2 L’Argentine a mis en place des droits d’exportation différentiels sur sa production de biodiesel : ce pays applique une taxe de 27 % sur les exportations d’huile de soja et de seulement 0,13 % sur celles de l’ester qui en est issu, ce qui équivaut à subventionner à hauteur de 26,87 % les exportations de cet ester.

*** Contact presse :
Tom Doron 01 78 14 80 09 / 06 26 28 39 94 tom.doron@groupeavril.com

A propos de Saipol :
Filiale du groupe Avril, Saipol produit et commercialise en France des huiles végétales raffinées destinées à l’alimentation humaine, des tourteaux riches en protéines pour l’alimentation animale, du biodiesel sous la marque Diester® incorporé à hauteur de 7 à 8 % dans le gazole de l’ensemble des véhicules du parc diesel en France, et de la glycérine végétale utilisée dans de nombreuses applications industrielles.
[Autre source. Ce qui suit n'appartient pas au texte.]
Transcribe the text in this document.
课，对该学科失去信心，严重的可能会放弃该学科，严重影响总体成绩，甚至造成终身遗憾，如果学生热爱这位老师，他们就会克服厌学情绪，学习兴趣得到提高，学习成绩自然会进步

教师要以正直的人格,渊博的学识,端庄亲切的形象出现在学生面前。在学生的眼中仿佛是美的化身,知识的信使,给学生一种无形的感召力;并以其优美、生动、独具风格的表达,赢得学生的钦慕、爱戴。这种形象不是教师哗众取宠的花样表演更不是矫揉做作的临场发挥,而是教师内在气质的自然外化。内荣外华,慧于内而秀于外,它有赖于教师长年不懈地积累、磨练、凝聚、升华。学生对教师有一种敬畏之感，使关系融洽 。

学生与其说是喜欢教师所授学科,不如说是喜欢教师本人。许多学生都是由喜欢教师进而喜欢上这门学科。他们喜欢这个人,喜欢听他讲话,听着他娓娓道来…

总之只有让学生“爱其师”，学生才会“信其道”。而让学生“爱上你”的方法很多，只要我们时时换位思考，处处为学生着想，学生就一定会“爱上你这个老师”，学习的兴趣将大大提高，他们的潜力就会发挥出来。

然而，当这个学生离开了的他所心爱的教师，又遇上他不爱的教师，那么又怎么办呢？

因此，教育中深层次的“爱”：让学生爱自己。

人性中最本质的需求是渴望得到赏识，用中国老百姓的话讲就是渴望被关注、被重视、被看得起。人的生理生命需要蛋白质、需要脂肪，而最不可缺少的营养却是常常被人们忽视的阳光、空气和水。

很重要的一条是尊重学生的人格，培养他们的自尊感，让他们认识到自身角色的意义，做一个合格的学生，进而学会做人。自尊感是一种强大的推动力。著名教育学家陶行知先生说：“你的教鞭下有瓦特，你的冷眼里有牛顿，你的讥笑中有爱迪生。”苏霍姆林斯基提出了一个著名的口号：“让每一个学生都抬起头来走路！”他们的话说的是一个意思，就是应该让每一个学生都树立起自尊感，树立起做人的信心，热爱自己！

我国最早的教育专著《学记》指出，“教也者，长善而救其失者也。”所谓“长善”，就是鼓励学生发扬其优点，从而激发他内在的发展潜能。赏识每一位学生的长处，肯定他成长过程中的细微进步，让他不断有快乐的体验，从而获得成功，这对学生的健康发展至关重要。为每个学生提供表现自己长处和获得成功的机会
A propos du groupe Avril :
Avril est l’acteur industriel et financier des filières françaises des huiles et des protéines.
Fondé en 1983 à l'initiative du monde agricole pour assurer des débouchés pérennes aux productions françaises, Avril est aujourd'hui un groupe industriel et financier majeur qui se développe en France et à l'international.
Il est présent dans des secteurs aussi diversifiés que l'alimentation humaine, la nutrition et les expertises animales, les énergies et la chimie renouvelables, à travers un portefeuille de marques fortes, leaders sur leurs marchés : Diester®, Sanders, Lesieur, Puget, Matines, Bunica, Taous…
En près de 35 ans, le Groupe a changé de dimension mais sa raison d'être est restée la même : créer durablement de la valeur dans les filières des huiles et protéines, contribuant ainsi à une meilleure alimentation des Hommes et à la préservation de la planète.
Pour remplir sa mission, Avril s'appuie sur ses activités industrielles, organisées autour des filières végétales et des filières animales, ainsi que sur son métier d’investisseur, qu'il exerce à travers Sofiprotéol, sa société de financement et de développement.
En 2016, le groupe Avril a réalisé un chiffre d'affaires de 5,9 milliards d'euros. Il compte 7 200 collaborateurs répartis dans 21 pays.